Many companies and brands use 5 tactics of marketing exposure. They are: online advertisement (for example any form of social media), product bundling (which is pairing ur products with other small and inexpensive items to create an illusion of receiving more for what one is paying), giving a product away to influencers or even regular people in order to spread awareness on a product, "Buy one and get another free" (one very popular yet not spoken about strategy which encourages people to buy a product over other products); and product testing (which encourages others to trust not only the product but the brand as well).

==The Portfolio==
The general goal of the portfolio is to compile data to show to customers or employers how successful or unsuccessful the campaign and exposure was. Since the 2008 financial crisis, it has been crucial for companies to use portfolios. The marketing exposure portfolio holds all of the monetary information that assesses how the exposure is interacting with consumers in the marketplace, the amount of money being spent on the campaign, as well as the amount of returns the company is getting for the campaign from the consumers. This portfolio helps to determine the gross potential, and when the company can break even.
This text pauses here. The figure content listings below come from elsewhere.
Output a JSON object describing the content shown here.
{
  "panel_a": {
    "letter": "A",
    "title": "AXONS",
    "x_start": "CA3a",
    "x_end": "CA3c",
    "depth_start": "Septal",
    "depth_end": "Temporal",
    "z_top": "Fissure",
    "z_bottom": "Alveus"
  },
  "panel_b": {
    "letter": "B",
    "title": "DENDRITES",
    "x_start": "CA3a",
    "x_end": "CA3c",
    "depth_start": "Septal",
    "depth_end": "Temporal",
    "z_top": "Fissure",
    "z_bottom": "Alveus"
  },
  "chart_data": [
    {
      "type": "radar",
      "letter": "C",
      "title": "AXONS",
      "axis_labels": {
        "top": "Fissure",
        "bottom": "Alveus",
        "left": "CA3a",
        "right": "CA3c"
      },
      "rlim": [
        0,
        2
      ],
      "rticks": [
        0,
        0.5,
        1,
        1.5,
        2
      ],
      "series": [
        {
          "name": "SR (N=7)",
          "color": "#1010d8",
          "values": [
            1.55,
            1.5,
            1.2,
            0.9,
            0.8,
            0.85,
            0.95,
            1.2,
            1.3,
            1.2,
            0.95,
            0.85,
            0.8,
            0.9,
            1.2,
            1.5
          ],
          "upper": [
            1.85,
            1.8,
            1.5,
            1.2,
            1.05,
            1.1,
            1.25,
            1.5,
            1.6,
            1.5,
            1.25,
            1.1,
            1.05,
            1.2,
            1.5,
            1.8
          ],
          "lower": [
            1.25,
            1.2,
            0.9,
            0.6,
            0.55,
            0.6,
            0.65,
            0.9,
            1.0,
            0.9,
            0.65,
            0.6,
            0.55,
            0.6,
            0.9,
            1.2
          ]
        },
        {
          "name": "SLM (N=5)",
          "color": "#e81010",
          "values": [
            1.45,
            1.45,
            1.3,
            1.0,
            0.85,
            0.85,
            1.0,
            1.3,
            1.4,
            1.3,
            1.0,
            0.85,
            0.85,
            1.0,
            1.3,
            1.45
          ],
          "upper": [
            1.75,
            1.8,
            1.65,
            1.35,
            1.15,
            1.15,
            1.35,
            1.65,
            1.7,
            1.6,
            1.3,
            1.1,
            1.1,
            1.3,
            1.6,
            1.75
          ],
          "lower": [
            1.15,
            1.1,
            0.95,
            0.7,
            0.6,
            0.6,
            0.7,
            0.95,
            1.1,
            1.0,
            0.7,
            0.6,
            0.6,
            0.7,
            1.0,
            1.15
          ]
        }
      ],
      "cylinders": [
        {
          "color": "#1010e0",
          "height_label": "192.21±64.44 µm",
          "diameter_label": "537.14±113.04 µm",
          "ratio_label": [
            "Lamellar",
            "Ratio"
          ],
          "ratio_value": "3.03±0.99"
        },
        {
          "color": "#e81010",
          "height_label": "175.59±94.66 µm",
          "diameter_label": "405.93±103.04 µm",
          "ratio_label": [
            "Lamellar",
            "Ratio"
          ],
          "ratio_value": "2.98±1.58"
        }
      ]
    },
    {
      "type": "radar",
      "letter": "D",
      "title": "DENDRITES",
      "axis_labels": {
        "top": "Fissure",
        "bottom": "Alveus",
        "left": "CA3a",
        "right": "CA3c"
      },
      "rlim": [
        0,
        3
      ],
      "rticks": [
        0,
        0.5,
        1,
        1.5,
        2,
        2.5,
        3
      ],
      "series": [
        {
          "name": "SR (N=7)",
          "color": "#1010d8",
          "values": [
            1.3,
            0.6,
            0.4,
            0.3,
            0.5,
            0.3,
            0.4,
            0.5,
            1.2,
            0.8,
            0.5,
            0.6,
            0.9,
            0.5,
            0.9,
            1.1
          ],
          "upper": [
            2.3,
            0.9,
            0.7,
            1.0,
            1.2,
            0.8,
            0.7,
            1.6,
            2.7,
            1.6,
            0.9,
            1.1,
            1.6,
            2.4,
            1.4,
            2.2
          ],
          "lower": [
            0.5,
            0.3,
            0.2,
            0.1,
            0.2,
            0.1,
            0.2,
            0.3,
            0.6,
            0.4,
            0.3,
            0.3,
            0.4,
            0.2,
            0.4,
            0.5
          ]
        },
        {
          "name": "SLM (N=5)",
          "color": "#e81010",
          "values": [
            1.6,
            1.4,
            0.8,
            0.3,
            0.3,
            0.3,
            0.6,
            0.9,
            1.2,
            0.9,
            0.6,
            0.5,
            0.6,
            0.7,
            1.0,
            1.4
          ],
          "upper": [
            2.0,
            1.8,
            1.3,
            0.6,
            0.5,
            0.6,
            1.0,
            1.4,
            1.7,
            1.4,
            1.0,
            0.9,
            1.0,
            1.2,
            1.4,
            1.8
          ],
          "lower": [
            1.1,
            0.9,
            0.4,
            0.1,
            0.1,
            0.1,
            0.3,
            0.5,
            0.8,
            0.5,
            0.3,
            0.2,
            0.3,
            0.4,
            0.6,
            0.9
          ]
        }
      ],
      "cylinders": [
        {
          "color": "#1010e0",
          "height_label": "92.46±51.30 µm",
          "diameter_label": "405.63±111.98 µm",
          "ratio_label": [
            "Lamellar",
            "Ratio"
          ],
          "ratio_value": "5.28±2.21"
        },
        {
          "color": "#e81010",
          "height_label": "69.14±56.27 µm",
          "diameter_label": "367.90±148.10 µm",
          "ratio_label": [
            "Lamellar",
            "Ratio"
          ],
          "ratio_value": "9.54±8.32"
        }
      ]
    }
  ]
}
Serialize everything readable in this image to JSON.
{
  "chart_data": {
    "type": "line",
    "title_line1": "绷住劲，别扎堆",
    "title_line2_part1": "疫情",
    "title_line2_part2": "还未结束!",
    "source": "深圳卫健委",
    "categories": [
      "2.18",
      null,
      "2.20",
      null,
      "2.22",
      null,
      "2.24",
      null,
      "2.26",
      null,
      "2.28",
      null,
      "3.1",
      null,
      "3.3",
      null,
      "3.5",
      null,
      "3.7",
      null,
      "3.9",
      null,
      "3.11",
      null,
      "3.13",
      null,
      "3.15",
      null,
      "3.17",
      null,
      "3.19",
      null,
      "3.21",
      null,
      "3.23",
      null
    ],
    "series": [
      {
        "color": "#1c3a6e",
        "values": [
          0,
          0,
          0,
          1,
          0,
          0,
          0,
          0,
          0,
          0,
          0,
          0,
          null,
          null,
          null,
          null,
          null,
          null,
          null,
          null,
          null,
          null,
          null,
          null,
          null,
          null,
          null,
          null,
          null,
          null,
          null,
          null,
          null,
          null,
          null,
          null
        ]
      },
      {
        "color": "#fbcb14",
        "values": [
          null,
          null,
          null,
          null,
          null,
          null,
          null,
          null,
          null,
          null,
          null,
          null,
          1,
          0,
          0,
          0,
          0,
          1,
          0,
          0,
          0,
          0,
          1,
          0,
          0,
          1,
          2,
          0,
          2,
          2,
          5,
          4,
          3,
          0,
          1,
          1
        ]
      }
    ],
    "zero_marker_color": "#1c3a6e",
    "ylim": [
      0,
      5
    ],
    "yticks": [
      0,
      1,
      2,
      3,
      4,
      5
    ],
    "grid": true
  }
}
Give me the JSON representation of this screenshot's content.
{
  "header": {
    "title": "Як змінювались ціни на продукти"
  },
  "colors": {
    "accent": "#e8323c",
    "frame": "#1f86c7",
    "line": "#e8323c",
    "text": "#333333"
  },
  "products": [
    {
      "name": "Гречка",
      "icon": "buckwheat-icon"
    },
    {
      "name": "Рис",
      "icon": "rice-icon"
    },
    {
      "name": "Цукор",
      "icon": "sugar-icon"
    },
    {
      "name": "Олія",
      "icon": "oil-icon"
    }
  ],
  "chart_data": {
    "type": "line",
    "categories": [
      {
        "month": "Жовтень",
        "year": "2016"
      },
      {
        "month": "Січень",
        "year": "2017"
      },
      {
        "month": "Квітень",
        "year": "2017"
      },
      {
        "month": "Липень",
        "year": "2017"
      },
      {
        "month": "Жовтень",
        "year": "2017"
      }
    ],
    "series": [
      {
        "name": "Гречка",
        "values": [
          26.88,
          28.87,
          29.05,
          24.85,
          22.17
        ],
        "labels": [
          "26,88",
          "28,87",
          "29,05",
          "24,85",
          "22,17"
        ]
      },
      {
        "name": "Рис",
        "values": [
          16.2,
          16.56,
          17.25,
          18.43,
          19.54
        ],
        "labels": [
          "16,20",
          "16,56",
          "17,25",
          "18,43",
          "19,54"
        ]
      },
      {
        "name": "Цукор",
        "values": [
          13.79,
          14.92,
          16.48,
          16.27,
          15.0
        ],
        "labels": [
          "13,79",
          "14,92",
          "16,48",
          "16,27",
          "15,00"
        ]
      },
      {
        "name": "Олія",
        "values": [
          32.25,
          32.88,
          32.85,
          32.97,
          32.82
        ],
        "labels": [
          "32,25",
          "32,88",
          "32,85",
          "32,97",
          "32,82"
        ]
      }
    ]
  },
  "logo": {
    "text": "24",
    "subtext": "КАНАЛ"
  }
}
After the campaign has ended, it also allows the company to assess how well their campaign worked and whether or not consumers embraced the company's product. After reviewing these numbers companies can then assess the effectiveness of the campaign and if in the future events the campaign needs to be changed. by keeping connected to the target market companies can read the thought patterns and plan for future implementations of the type of exposure which would result a high profit with the least amount of cost and use of resource.